I don’t know why, but I thought they were just xenophobes. Didn’t occur to me that there were even more cynical reasons than that.
.
danielx
Yes. This has been yet another edition of Simple Answers To Simple Questions.
Seriously – straining at gnats and swallowing camels is more or less SOP for wingnutteria. This is how Barack Obama can simultaneously be an incompetent weakling unsuited for the presidency and a sinister mastermind who is plotting to have himself declared dictator for life after taking away everybody’s guns and then forcing all the little children to get ghey married and have buttsecks. Plus destroying the American economy for fun in his spare time.
catclub
somebody posted that the 1% want immigration reform and the base does not. And this is a test of who is in charge of the GOP asylum.
But why then is this a Heritage report? If they ain’t backed by the 1%, then nobody is.
of course, wanting cheap, abusable, labor is what the 1% want, so I am not sure they want immigration reform, either. The status quo works for them. Maybe only Marco Rubio wants it.
Roy G.
@Teresa: Not quite – Heritage also manipulates the Republican shaft and head, usually in a repeated piston-like movement.
Higgs Boson's Mate
Of course the Republicans’ wealthy backers don’t want any sort of legal status for currently undocumented workers.

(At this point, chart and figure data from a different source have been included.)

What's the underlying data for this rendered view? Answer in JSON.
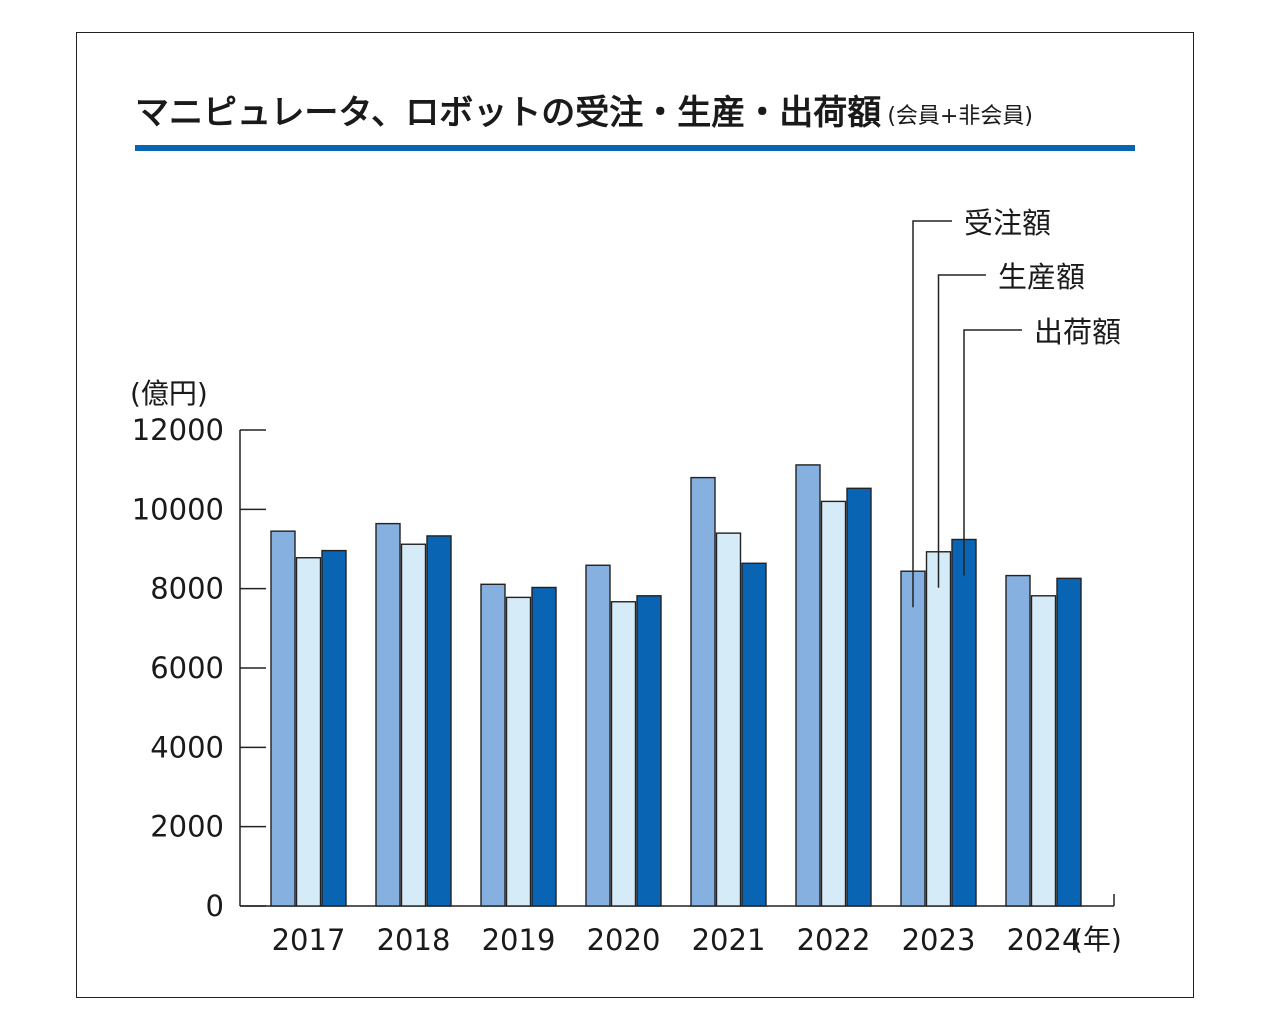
{
  "chart_data": {
    "type": "bar",
    "title": "マニピュレータ、ロボットの受注・生産・出荷額",
    "subtitle": "(会員+非会員)",
    "ylabel": "(億円)",
    "xlabel": "(年)",
    "ylim": [
      0,
      12000
    ],
    "yticks": [
      0,
      2000,
      4000,
      6000,
      8000,
      10000,
      12000
    ],
    "categories": [
      "2017",
      "2018",
      "2019",
      "2020",
      "2021",
      "2022",
      "2023",
      "2024"
    ],
    "series": [
      {
        "name": "受注額",
        "color": "#85b0e0",
        "values": [
          9450,
          9640,
          8110,
          8590,
          10800,
          11120,
          8440,
          8330
        ]
      },
      {
        "name": "生産額",
        "color": "#d6ebf8",
        "values": [
          8780,
          9120,
          7780,
          7670,
          9400,
          10200,
          8930,
          7820
        ]
      },
      {
        "name": "出荷額",
        "color": "#0a64b4",
        "values": [
          8960,
          9330,
          8030,
          7820,
          8640,
          10530,
          9240,
          8260
        ]
      }
    ],
    "legend": "top-right, leader lines to 2023 bars",
    "grid": false
  }
}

If the workers are brought into the system then that means they’ll be covered by wage and safety laws. It means that the workers will have legal recourse should an employer break these laws. Finally, it means that the excuse that there is a shortage of willing, legally employable workers will be lost to those who currently employ the undocumented.
Immigration reform will not pass until the Republicans are unable to block it.
drkrick
@? Martin: I can hardly wait for the comments claiming “Buford” means warrior in Arabic.
? Martin
@burnspbesq: Reform is really needed. It’s ludicrous that Apple is taking out $17B in bonds to pay shareholders simply because it’s cheaper to pay the interest (at damn near 0%) than it is to pay the taxes to repatriate.

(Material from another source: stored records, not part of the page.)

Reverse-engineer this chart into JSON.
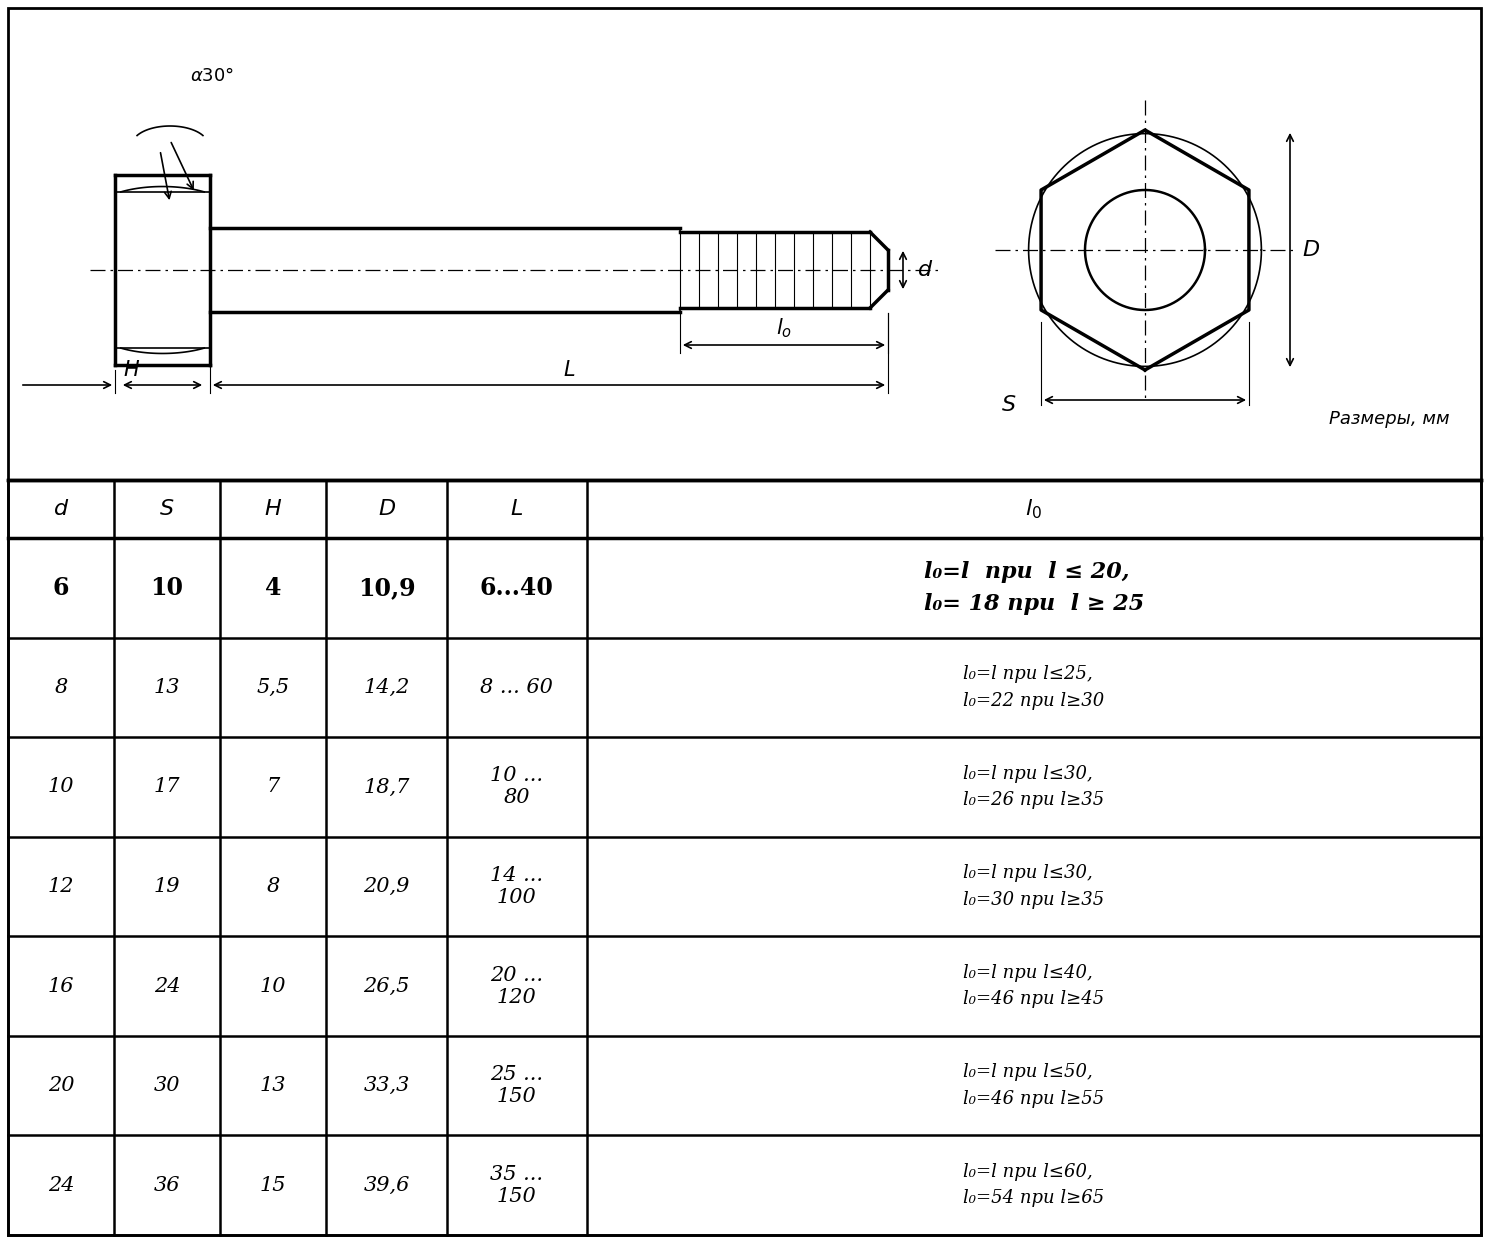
{
  "bg_color": "#ffffff",
  "table_data": [
    [
      "6",
      "10",
      "4",
      "10,9",
      "6...40",
      "l₀=l  при  l ≤ 20,\nl₀= 18 при  l ≥ 25"
    ],
    [
      "8",
      "13",
      "5,5",
      "14,2",
      "8 ... 60",
      "l₀=l при l≤25,\nl₀=22 при l≥30"
    ],
    [
      "10",
      "17",
      "7",
      "18,7",
      "10 ...\n80",
      "l₀=l при l≤30,\nl₀=26 при l≥35"
    ],
    [
      "12",
      "19",
      "8",
      "20,9",
      "14 ...\n100",
      "l₀=l при l≤30,\nl₀=30 при l≥35"
    ],
    [
      "16",
      "24",
      "10",
      "26,5",
      "20 ...\n120",
      "l₀=l при l≤40,\nl₀=46 при l≥45"
    ],
    [
      "20",
      "30",
      "13",
      "33,3",
      "25 ...\n150",
      "l₀=l при l≤50,\nl₀=46 при l≥55"
    ],
    [
      "24",
      "36",
      "15",
      "39,6",
      "35 ...\n150",
      "l₀=l при l≤60,\nl₀=54 при l≥65"
    ]
  ],
  "label_razmer": "Размеры, мм"
}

With reasonable interest rates, that was less common. Not that I think Apple should be able to repatriate at no cost just to pay shareholders, mind you, but we need to sort out some kind of tax policy that prevents this sort of thing that encourages investment and discourages the financial bullshit.
gnomedad
Wingnut definition of a “fact”: any declarative sentence that reinforces their worldview.
Woodrowfan
@drkrick: I think he was Mohammed’s youngest son.
? Martin
@Roger Moore: Agreed on all of that. UC is still slightly cheaper than the average public school in the US. The issue is that we went from being one of the cheapest to average in a very short period of time. It really hurt students and parents that had already budgeted for their 4 years only to have tuition skyrocket after they committed.
And the unseen side of the problem is that while costs have gone up, the systems have been unable to keep up with population growth and demand. UC went from serving the top 12% to now only serving the top 9%. That’ll tighten further if the system doesn’t find a way to expand in a big way. CalState isn’t faring any better. All the growth went to the prison system.

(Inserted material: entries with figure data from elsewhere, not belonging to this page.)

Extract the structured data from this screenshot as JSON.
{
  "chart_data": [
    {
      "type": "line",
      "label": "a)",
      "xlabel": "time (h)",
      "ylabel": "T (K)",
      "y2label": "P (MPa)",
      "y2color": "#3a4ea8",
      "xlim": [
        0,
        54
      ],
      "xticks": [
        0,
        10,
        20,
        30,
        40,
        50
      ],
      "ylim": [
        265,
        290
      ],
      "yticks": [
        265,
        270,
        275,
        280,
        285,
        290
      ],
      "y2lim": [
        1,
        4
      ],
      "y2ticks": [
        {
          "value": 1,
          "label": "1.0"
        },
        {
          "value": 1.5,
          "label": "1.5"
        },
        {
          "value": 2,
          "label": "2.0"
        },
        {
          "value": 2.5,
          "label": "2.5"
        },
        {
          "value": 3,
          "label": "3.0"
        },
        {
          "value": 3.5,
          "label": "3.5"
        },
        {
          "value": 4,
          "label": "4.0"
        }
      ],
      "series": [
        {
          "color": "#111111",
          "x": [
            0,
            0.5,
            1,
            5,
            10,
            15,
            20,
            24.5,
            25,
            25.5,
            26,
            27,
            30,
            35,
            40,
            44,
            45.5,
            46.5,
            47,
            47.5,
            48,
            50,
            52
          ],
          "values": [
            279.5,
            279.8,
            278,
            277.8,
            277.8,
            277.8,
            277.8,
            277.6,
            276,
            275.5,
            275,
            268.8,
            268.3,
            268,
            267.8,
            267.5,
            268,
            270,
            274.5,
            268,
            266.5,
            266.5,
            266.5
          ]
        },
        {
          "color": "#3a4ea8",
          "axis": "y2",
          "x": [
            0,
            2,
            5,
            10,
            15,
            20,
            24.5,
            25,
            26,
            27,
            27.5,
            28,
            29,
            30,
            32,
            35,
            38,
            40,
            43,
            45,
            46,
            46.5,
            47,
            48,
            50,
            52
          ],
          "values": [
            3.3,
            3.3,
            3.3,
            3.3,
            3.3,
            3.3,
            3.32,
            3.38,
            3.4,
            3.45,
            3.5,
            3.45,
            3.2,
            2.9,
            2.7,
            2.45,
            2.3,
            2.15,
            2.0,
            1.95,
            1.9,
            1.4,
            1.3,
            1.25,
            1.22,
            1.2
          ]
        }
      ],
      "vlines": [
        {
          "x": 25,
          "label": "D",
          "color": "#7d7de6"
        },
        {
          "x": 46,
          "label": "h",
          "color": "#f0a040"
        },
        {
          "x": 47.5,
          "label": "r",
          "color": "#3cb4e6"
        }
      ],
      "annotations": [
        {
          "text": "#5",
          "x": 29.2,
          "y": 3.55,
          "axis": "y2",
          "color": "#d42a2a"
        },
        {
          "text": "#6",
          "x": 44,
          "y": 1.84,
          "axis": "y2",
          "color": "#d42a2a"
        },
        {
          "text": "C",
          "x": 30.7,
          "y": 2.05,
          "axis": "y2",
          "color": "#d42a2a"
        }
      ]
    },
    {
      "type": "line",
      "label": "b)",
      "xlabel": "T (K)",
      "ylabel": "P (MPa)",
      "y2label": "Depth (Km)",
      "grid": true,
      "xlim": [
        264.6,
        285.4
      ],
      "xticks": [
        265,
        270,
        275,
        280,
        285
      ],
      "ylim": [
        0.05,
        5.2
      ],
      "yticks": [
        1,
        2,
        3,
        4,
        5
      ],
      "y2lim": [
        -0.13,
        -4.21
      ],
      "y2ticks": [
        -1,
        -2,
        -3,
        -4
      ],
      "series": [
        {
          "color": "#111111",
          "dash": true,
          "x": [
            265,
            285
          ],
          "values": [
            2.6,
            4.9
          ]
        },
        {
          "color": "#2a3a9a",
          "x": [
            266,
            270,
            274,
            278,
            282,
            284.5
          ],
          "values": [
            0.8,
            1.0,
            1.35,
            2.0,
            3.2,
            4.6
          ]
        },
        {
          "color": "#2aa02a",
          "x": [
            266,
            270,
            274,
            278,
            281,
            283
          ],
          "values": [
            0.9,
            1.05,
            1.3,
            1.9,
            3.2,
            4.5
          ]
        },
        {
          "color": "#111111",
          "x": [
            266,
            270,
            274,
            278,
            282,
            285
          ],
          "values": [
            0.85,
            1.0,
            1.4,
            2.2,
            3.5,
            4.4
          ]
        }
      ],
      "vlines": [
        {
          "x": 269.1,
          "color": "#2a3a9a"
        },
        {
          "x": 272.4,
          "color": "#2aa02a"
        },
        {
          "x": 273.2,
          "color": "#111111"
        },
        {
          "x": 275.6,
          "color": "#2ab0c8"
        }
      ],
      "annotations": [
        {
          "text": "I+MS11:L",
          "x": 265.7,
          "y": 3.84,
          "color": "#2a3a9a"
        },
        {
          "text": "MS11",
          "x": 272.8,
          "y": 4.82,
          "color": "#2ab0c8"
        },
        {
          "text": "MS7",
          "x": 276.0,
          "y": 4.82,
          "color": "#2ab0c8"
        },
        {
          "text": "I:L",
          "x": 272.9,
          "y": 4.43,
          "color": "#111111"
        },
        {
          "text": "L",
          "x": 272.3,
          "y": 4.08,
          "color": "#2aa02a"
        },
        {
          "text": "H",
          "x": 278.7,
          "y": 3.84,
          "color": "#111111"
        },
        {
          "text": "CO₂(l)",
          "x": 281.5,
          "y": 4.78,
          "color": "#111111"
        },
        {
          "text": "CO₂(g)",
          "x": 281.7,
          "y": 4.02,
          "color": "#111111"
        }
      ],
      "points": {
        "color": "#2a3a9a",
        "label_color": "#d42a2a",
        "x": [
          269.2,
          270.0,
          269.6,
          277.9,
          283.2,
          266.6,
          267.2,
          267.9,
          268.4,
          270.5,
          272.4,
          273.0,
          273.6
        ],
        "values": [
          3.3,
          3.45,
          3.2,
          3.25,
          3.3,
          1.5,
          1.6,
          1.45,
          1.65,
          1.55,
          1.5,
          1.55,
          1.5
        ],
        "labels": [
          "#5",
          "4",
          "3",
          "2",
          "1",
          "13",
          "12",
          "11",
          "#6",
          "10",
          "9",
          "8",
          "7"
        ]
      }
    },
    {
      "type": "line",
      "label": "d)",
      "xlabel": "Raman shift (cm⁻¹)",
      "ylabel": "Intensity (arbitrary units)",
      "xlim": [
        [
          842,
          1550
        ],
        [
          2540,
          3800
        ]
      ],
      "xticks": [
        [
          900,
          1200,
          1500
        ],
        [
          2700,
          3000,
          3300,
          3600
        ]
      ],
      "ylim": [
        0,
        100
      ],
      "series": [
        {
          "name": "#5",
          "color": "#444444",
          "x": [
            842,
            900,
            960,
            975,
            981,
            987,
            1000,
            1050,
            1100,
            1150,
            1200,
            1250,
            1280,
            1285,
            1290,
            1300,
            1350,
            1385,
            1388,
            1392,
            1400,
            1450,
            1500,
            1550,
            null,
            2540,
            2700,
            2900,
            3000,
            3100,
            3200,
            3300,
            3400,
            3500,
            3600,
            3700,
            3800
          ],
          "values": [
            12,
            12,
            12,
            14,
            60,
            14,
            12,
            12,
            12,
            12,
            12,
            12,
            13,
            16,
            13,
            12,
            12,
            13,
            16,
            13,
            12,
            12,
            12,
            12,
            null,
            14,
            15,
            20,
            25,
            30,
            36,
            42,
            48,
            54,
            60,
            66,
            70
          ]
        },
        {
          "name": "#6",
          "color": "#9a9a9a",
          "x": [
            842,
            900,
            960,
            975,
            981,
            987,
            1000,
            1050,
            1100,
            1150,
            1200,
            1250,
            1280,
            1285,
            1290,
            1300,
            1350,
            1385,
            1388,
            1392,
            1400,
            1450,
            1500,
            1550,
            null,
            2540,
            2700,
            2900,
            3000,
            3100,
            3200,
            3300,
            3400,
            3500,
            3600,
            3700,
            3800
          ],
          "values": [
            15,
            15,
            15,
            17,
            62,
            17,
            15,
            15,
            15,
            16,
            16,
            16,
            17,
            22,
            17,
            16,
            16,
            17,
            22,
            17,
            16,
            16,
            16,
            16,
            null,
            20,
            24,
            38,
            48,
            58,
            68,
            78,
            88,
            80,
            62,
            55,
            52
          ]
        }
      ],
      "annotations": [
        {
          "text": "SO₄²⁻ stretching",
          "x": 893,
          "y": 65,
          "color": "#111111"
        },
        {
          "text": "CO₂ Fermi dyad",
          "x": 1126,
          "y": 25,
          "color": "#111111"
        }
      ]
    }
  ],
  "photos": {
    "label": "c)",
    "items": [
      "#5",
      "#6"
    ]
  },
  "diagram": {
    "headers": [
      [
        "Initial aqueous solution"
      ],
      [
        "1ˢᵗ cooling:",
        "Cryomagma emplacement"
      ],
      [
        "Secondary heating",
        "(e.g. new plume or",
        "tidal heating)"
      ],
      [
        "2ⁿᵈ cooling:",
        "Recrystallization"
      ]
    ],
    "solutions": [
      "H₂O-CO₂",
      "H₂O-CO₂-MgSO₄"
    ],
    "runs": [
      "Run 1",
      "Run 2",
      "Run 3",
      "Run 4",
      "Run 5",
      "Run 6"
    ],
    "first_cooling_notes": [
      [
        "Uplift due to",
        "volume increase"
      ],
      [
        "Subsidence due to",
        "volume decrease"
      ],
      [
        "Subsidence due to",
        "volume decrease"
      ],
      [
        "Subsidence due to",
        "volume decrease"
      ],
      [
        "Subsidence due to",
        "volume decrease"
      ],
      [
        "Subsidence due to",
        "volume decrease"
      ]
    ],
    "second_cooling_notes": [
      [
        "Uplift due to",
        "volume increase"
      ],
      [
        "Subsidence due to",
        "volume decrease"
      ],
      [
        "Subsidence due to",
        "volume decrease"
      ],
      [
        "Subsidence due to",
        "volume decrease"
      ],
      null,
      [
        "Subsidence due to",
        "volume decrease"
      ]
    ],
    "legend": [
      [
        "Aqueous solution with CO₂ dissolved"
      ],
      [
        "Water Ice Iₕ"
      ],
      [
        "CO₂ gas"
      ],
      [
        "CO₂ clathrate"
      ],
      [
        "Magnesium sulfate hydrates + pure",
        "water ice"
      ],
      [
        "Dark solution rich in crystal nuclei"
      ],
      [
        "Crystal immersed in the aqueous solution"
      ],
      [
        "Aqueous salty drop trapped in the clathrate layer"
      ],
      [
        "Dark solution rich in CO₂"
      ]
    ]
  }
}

And Brown is trying to move prisoners out. I like the idea of putting the drug offenders down at the local/county level rather than having municipalities dumping the problem on the state rather than dealing with rehabilitation and prevention.
Darkrose
@John Cole: Undocumented workers is the preferred term, I think. “Illegal immigrant” may be okay, but just “illegals” suggests that the people themselves are illegal.
TriassicSands
Maybe there’s an amendment that gives the 1% a $6.1 trillion tax break. But, if that were the case, I guess the Heritage Foundation would be either silent or cheering.